No-credit-check loans can be tempting if you have less-than-stellar credit and don’t qualify for traditional loan products. These types of loans do not require a review of your credit score but they can be risky and are generally not well regarded since they tend to come with extremely high interest rates and origination fees.

What is a no-credit-check loan?

A no-credit-check loan does not involve a lender conducting a hard credit check on your credit score or reviewing your credit history in order to approve your loan application. 

Instead, the application review process and decision may be based on other factors such as your employment status, income, bank account history or in some cases the collateral that you’re providing. For applicants who have subprime credit, or a spotty repayment history a no-credit-check loan can be an appealing option.

Before proceeding with this type of loan however, it’s important to do your homework and understand exactly what you’re signing on for.

Loans that don’t require a credit check

There are different types of loans that don’t require borrowers to go through a credit check to get approved for the funds.

Payday loans

Payday loans are small, short-term loans you can pay back the next time you get paid. In most cases, you’ll repay them within two to four weeks. These no-credit-check loans are designed to provide you with quick cash to hold you over until your next paycheck. Although these loans can be a lifesaver in case of an emergency, they should be avoided, as they can have APRs as high as 400 percent.

No-credit-check installment loans

With no-credit-check installment loans, you borrow a lump sum of money and repay it over time via fixed monthly payments or installments. They usually come with larger borrowing amounts than payday loans and can be used to cover just about any expense.

Car title loans

Car title loans are secured loans that use your car as collateral. You give the lender your car title in exchange for borrowing cash. The amount you can receive will depend on the value of your car.

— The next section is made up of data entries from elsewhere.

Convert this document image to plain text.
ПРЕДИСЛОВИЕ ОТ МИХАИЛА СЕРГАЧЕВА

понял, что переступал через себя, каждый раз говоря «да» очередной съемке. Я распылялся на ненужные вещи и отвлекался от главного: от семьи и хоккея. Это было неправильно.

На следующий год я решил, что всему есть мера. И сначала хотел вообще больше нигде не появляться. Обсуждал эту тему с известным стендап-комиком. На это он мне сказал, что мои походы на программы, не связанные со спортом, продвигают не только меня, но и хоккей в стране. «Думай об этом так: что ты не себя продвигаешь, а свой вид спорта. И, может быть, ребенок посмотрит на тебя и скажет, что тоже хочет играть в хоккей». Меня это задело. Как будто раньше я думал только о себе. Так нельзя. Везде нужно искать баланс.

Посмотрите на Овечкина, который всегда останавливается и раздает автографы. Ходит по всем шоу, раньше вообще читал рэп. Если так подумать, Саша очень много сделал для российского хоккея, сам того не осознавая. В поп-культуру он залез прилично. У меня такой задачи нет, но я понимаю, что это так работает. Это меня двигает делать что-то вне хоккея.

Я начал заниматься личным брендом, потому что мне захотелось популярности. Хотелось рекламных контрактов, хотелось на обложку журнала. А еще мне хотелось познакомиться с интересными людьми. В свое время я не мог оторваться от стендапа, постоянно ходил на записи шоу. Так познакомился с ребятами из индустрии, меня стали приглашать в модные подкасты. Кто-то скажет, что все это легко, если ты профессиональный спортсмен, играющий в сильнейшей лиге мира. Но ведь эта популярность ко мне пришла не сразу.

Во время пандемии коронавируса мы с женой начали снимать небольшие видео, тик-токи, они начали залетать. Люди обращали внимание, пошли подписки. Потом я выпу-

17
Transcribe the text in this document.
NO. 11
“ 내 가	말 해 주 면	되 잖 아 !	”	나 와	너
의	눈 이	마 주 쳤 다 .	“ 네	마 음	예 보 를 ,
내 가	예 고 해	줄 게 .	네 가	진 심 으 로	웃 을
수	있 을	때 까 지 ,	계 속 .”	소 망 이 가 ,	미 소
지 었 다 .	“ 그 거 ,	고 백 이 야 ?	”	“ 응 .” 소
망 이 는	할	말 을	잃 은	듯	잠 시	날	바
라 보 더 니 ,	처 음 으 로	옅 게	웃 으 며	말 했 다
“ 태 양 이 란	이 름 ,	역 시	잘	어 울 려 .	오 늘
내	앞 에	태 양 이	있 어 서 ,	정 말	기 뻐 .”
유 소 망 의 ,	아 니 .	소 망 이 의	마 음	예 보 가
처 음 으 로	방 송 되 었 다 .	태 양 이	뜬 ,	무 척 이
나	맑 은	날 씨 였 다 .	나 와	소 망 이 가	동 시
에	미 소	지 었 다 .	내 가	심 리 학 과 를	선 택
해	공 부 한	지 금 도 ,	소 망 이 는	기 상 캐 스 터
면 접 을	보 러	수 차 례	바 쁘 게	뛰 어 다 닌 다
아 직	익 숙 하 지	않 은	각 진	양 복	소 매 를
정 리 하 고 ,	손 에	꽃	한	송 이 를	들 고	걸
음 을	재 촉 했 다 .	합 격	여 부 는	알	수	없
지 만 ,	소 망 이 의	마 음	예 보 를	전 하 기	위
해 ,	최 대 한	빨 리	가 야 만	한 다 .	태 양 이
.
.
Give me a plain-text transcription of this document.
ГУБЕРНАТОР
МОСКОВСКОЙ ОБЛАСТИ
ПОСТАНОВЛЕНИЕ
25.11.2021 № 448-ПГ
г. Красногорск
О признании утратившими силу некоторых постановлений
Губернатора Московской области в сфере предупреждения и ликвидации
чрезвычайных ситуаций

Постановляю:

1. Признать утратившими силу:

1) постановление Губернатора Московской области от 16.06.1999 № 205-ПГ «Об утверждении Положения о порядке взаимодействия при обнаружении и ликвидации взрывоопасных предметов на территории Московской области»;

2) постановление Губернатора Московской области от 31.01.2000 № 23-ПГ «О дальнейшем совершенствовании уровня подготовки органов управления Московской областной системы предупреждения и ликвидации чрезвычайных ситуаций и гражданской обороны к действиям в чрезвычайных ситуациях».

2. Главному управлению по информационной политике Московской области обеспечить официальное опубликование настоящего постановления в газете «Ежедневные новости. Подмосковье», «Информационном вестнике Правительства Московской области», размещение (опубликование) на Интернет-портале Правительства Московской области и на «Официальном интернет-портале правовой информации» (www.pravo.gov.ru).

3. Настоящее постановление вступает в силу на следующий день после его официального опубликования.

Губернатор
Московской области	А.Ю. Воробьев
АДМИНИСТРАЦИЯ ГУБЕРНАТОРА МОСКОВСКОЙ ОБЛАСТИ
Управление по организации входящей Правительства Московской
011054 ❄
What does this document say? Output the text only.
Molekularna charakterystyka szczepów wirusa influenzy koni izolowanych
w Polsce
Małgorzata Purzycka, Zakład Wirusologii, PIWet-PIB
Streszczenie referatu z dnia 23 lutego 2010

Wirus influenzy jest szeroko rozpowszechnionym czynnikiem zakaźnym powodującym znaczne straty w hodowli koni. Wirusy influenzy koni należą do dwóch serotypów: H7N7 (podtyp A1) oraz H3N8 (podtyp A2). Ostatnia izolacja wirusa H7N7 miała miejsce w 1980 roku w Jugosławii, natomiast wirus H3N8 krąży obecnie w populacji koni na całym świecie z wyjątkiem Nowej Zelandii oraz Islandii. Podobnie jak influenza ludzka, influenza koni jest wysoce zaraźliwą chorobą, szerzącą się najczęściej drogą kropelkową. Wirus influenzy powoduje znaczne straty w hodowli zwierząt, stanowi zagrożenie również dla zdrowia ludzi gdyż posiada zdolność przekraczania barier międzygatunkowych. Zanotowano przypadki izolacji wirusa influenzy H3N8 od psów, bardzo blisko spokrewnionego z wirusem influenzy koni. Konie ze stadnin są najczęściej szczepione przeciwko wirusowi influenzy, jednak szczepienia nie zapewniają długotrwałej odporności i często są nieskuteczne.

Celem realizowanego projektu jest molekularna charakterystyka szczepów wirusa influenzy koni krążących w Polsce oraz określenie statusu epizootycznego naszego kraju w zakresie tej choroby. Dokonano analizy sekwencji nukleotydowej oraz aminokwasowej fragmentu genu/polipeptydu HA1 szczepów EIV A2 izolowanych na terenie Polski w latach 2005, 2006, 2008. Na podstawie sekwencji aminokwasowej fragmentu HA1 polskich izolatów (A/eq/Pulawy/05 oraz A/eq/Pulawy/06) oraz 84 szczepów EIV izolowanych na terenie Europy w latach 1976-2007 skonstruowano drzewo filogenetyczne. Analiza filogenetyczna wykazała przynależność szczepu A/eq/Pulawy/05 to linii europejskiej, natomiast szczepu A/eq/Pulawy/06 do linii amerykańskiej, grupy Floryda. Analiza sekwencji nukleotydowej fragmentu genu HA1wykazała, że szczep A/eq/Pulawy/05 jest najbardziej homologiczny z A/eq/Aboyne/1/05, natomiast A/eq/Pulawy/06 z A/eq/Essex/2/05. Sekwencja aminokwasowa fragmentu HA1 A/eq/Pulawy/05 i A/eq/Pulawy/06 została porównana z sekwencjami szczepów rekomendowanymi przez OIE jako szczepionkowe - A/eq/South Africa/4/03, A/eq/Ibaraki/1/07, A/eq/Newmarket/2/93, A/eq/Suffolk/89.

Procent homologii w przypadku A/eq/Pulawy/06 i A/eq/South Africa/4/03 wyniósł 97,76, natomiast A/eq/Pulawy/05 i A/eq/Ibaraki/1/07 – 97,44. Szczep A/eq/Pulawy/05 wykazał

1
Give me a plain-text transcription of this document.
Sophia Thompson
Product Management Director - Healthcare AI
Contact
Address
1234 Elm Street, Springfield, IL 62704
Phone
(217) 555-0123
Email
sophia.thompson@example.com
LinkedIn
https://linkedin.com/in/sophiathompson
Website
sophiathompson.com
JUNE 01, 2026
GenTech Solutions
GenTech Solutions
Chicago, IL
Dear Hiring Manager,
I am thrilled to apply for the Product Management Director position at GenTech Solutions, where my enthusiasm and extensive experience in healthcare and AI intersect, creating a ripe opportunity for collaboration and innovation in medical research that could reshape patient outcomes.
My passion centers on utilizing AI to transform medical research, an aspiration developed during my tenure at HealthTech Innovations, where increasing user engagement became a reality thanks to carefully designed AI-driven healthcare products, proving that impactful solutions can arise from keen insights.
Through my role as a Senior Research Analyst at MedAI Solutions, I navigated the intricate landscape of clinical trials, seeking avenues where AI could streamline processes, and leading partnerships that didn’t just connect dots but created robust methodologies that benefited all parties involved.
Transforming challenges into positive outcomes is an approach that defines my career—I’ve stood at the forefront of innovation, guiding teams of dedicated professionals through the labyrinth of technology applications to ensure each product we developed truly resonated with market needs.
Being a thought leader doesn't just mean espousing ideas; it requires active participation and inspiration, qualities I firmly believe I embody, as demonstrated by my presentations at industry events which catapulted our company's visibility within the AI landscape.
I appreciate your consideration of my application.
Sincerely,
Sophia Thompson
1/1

Most lenders will allow you to drive your car as you repay the loan. If you default on a car title loan, the lender may repossess your vehicle. Just like payday loans, title loans should be a last resort, as the average auto title loan has an APR of about 300 percent.

How to shop for no-credit-check loans

Why are no-credit-check loans a bad idea?

While no-credit-check loans may seem like a great option, some of them, like payday and car title loans, should be avoided at all costs. Their exorbitant interest rates lead to high payments, which can steer you into a cycle of debt and wreak havoc on your credit. Some lenders also tack on additional fees that make it even harder to put your finances in order.

Besides that, because many of these types of loans do not build your credit — you lose the opportunity to have your payments contribute to increasing your credit score. In a nutshell, no-credit-check loans can lead to financial consequences that can haunt you for years to come.

Can I get a loan with bad credit?

You don’t have to turn to a no-credit-check loan if you have bad credit. Fortunately, there are many lenders that accept borrowers with bad credit. They may look at factors other than your credit when determining whether to approve you for a loan, such as your income, employment history and debt-to-income ratio.

What are alternatives to no-credit-check loans?

There are several alternatives to no-credit-check loans that can give you the funds you need, even if you have bad credit or no credit. Here’s a brief overview of them.

Bad credit loan lenders

A number of lenders specialize in extending money to borrowers with bad credit. If you go with a bad credit loan lender, you may be able to secure a relatively low interest rate for someone with less-than-stellar credit.

Credit unions

Compared to banks, credit unions often have lenient requirements. As long as you’re a member, you may be able to get approved for a loan from a credit union even with bad credit. Credit unions will likely look at your entire financial picture in addition to your credit. Plus, the interest rate they may charge is capped at 18 percent.

Payday alternative loans

Payday alternative loans (PALs) are small, short-term loans offered by some federal credit unions. They’re generally more affordable than traditional payday loans and come with longer repayment terms. If you apply for a PAL, a credit union will ask you for proof of your income to make sure you can repay your loan.

Secured loans

Secured loans are protected by collateral, which is something valuable you own. Collateral can be a physical asset such as a house, car or boat. It may also be a cash deposit. Since secured loans are less risky for lenders, you can get approved for one with bad credit. The caveat, however, is that the lender may seize your collateral if you default on your loan.

Secured credit cards

You may not get approved for a traditional unsecured credit card with bad credit. That’s where secured credit cards come in — some issuers do not do credit checks for them. When you take out a secured credit card, you make a cash deposit that’s typically equal to your credit limit. The credit card issuer will take your deposit if you don’t repay your bill.

Co-signer loans

If you’re ineligible for a loan on your own, ask a trustworthy friend or family member to be your co-signer and apply for a loan with you. You’re more likely to get approved and qualify for a favorable interest rate if you have a co-signer with good or excellent credit. Just make sure you repay the loan so you can improve your credit and not leave your co-signer responsible for the payments.

The bottom line

If you have bad credit or no credit and need to borrow money, don’t resort to a no-credit-check loan. Instead, explore the alternatives at your disposal and think about the pros and cons of each. By choosing an alternative, such as a loan from a bad credit lender or a co-signer loan, you can save on interest and significantly reduce the overall cost of borrowing.